Kaum aber ist es einigen Emigranten gelungen, Europa zu erreichen, wissen sie genau, welche Telefonnummer sie einstellen und an welche Adressen sie sich wenden müssen, um Unterstützung zu erhalten. Da muss ihnen Europa tatsächlich wie das Paradies vorkommen. Die humanitäre Hilfe ist nicht geschützt davor, missbraucht zu werden.

Am schlimmsten sind die illegale Einwanderung und die sogenannten Papierlosen. Das ist die verhältnismässig sicherste Art der Immigration, um ans Ziel zu kommen. Wird später eine pauschale Legalisierung vorgenommen, muss das wie ein Anreiz zur Nachahmung für andere erscheinen.

Bürgerkrieg oder Intifada?

Die Folge sind dann Zustände wie in der französischen Banlieue.
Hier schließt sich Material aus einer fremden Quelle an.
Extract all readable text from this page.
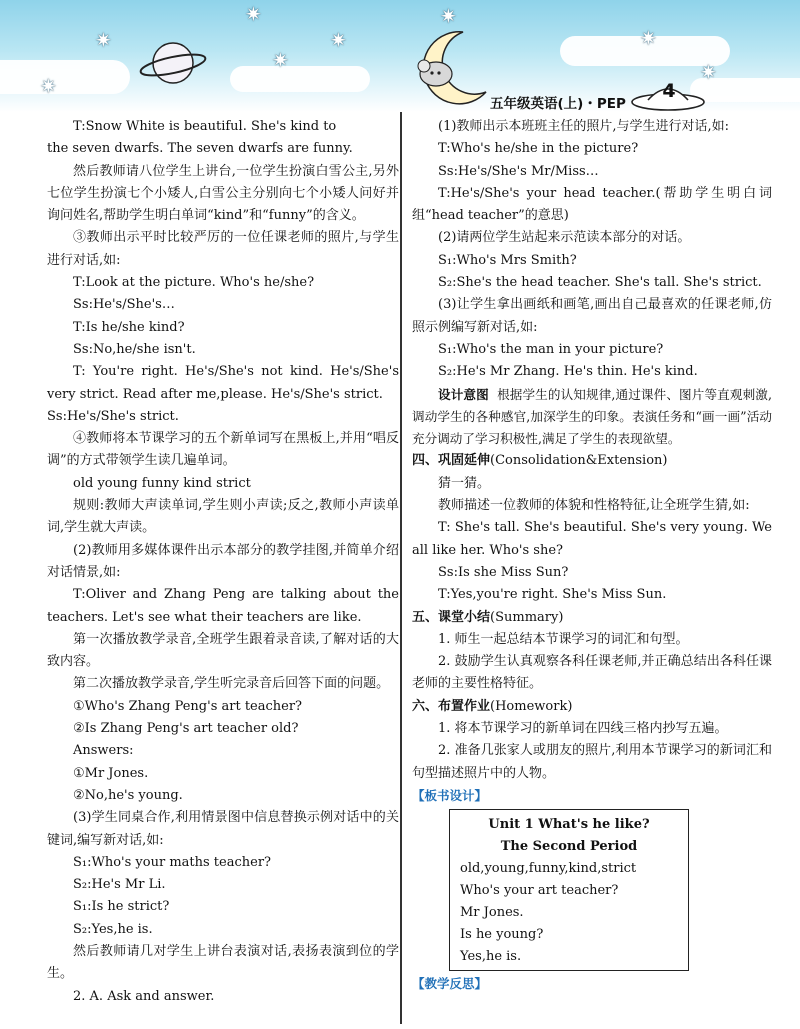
✷
✷
✷
✷
✷
✷
✷
✷
五年级英语(上)・PEP
4

T:Snow White is beautiful. She's kind to

the seven dwarfs. The seven dwarfs are funny.

然后教师请八位学生上讲台,一位学生扮演白雪公主,另外七位学生扮演七个小矮人,白雪公主分别向七个小矮人问好并询问姓名,帮助学生明白单词“kind”和“funny”的含义。

③教师出示平时比较严厉的一位任课老师的照片,与学生进行对话,如:

T:Look at the picture. Who's he/she?

Ss:He's/She's…

T:Is he/she kind?

Ss:No,he/she isn't.

T: You're right. He's/She's not kind. He's/She's very strict. Read after me,please. He's/She's strict.

Ss:He's/She's strict.

④教师将本节课学习的五个新单词写在黑板上,并用“唱反调”的方式带领学生读几遍单词。

old young funny kind strict

规则:教师大声读单词,学生则小声读;反之,教师小声读单词,学生就大声读。

(2)教师用多媒体课件出示本部分的教学挂图,并简单介绍对话情景,如:

T:Oliver and Zhang Peng are talking about the teachers. Let's see what their teachers are like.

第一次播放教学录音,全班学生跟着录音读,了解对话的大致内容。

第二次播放教学录音,学生听完录音后回答下面的问题。

①Who's Zhang Peng's art teacher?

②Is Zhang Peng's art teacher old?

Answers:

①Mr Jones.

②No,he's young.

(3)学生同桌合作,利用情景图中信息替换示例对话中的关键词,编写新对话,如:

S₁:Who's your maths teacher?

S₂:He's Mr Li.

S₁:Is he strict?

S₂:Yes,he is.

然后教师请几对学生上讲台表演对话,表扬表演到位的学生。

2. A. Ask and answer.

(1)教师出示本班班主任的照片,与学生进行对话,如:

T:Who's he/she in the picture?

Ss:He's/She's Mr/Miss…

T:He's/She's your head teacher.(帮助学生明白词组“head teacher”的意思)

(2)请两位学生站起来示范读本部分的对话。

S₁:Who's Mrs Smith?

S₂:She's the head teacher. She's tall. She's strict.

(3)让学生拿出画纸和画笔,画出自己最喜欢的任课老师,仿照示例编写新对话,如:

S₁:Who's the man in your picture?

S₂:He's Mr Zhang. He's thin. He's kind.

设计意图 根据学生的认知规律,通过课件、图片等直观刺激,调动学生的各种感官,加深学生的印象。表演任务和“画一画”活动充分调动了学习积极性,满足了学生的表现欲望。

四、巩固延伸(Consolidation&Extension)

猜一猜。

教师描述一位教师的体貌和性格特征,让全班学生猜,如:

T: She's tall. She's beautiful. She's very young. We all like her. Who's she?

Ss:Is she Miss Sun?

T:Yes,you're right. She's Miss Sun.

五、课堂小结(Summary)

1. 师生一起总结本节课学习的词汇和句型。

2. 鼓励学生认真观察各科任课老师,并正确总结出各科任课老师的主要性格特征。

六、布置作业(Homework)

1. 将本节课学习的新单词在四线三格内抄写五遍。

2. 准备几张家人或朋友的照片,利用本节课学习的新词汇和句型描述照片中的人物。

【板书设计】

Unit 1 What's he like?
The Second Period
old,young,funny,kind,strict
Who's your art teacher?
Mr Jones.
Is he young?
Yes,he is.

【教学反思】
Der Zusammenhang ist offensichtlich, aber er muss gemacht werden, damit es klar wird, was heute geschieht.

Was sich dort in den letzten zwölf Tagen zugetragen hat, wirft die Frage auf, ob es sich um bürgerkriegsähnliche Zustände, Stadtguerilla oder eine Art Intifada handelt.

Gewisse Vorstädte sind längst zu unzugänglichen Gebieten geworden, zu sogenannten No-go-areas, wohin sich die Polizei nicht getraut und aus denen die eingesessene Bevölkerung längst ausgezogen ist. Diese Gebiete werden von den Einwanderern kolonialisiert, als «ihr» Territorium deklariert und für die Bildung von Parallelgesellschaften ausserhalb der Staatsmacht eingerichtet. Die heimliche Logik der Unruhen ist die Sezession, die Abtrennung von Staatsgebiet.
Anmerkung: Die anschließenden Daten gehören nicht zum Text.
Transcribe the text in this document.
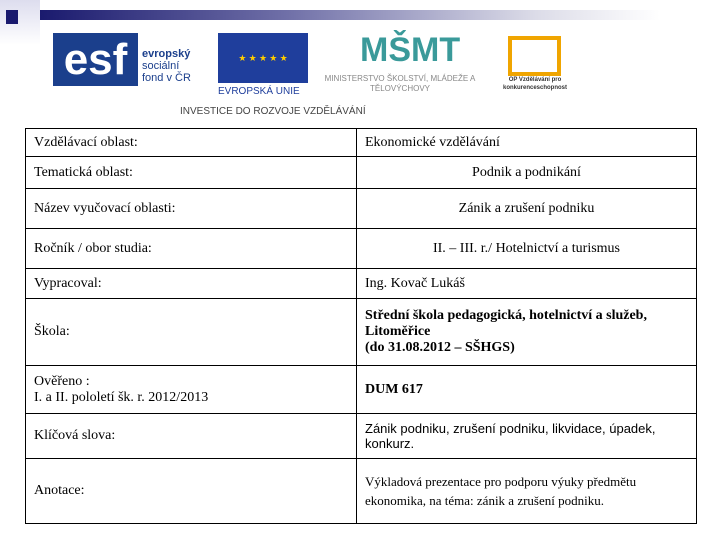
esf	evropský
sociální
fond v ČR
★ ★ ★ ★ ★
EVROPSKÁ UNIE
MŠMT
MINISTERSTVO ŠKOLSTVÍ, MLÁDEŽE A TĚLOVÝCHOVY
OP Vzdělávání pro konkurenceschopnost
INVESTICE DO ROZVOJE VZDĚLÁVÁNÍ
Vzdělávací oblast:	Ekonomické vzdělávání
Tematická oblast:	Podnik a podnikání
Název vyučovací oblasti:	Zánik a zrušení podniku
Ročník / obor studia:	II. – III. r./ Hotelnictví a turismus
Vypracoval:	Ing. Kovač Lukáš
Škola:	Střední škola pedagogická, hotelnictví a služeb, Litoměřice
(do 31.08.2012 – SŠHGS)

Ověřeno :
I. a II. pololetí šk. r. 2012/2013	DUM 617
Klíčová slova:	Zánik podniku, zrušení podniku, likvidace, úpadek, konkurz.
Anotace:	Výkladová prezentace pro podporu výuky předmětu ekonomika, na téma: zánik a zrušení podniku.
Es ist nicht gesagt, dass es sich so verhält, aber es ist eine Entwicklung, die diesen Verdacht aufkommen lässt und es verdient, aufmerksam verfolgt zu werden.

Ein Wort über die Verantwortung der Wirtschaft

Es gibt aber, um der Vollständigkeit der Überlegungen willen, neben der klandestinen Einwanderung noch eine zweite Ursache der Misere und der Unruhen als deren Folge.

Es zeigt sich, dass die Wirtschaft (um der Einfachheit pauschal so zu reden) immer mehr an ihr eigenes Wohlergehen denkt und sich immer weniger dafür interessiert, was in der Welt vorgeht. Sie übersieht, dass sie eine volkswirtschaftliche Aufgabe hat, die diesen Ausdruck («Volk») verdient. Ihre Gewinne steigen unermesslich, aber sie ist nicht bereit, Arbeitsplätze zu schaffen oder für die von ihr verursachten Schäden aufzukommen, weil das etwas kosten könnte. Sie jammert nur über zu hohe Löhne, Sozialleistungen, Auflagen aller Art, zu hohe Steuern und so weiter, obwohl es ihr blendend geht. Das ist eine Einstellung, die wir selber hier als Abbau-Politik bereits immer deutlicher zu spüren bekommen und direkt oder indirekt mitverantwortlich ist für die Verhältnisse, die in den französischen Vorstädten zu beobachten sind.

Die Wirtschaft muss sich also überlegen, wie sie in Zukunft vorgehen will. Sie kann sich nicht davor drücken, ihre gesellschaftliche Verantwortung wahrzunehmen.

Eine zweite Forderung muss an die Politik gerichtet werden. Die Entwicklungshilfe muss verbessert werden und darf nicht hinter dem Spardruck versteckt werden; der Schuldenerlass an die ärmsten Länder muss umgesetzt werden; und die Kooperation mit korrupten und kriminellen Staatsführern, die sich schamlos auf Kosten der eigenen Bevölkerung bereichern, muss abgebrochen werden.

Das sind einige bescheidene Vorschläge, die aber schon viel bewirken können. Werden sie nicht aufgenommen, dann könnten die brennenden Autos in Frankreich und inzwischen auch in Brüssel, Bremen und Berlin ein Fanal sein (ein Warnzeichen) für eine Entwicklung, die niemand gewollt haben kann.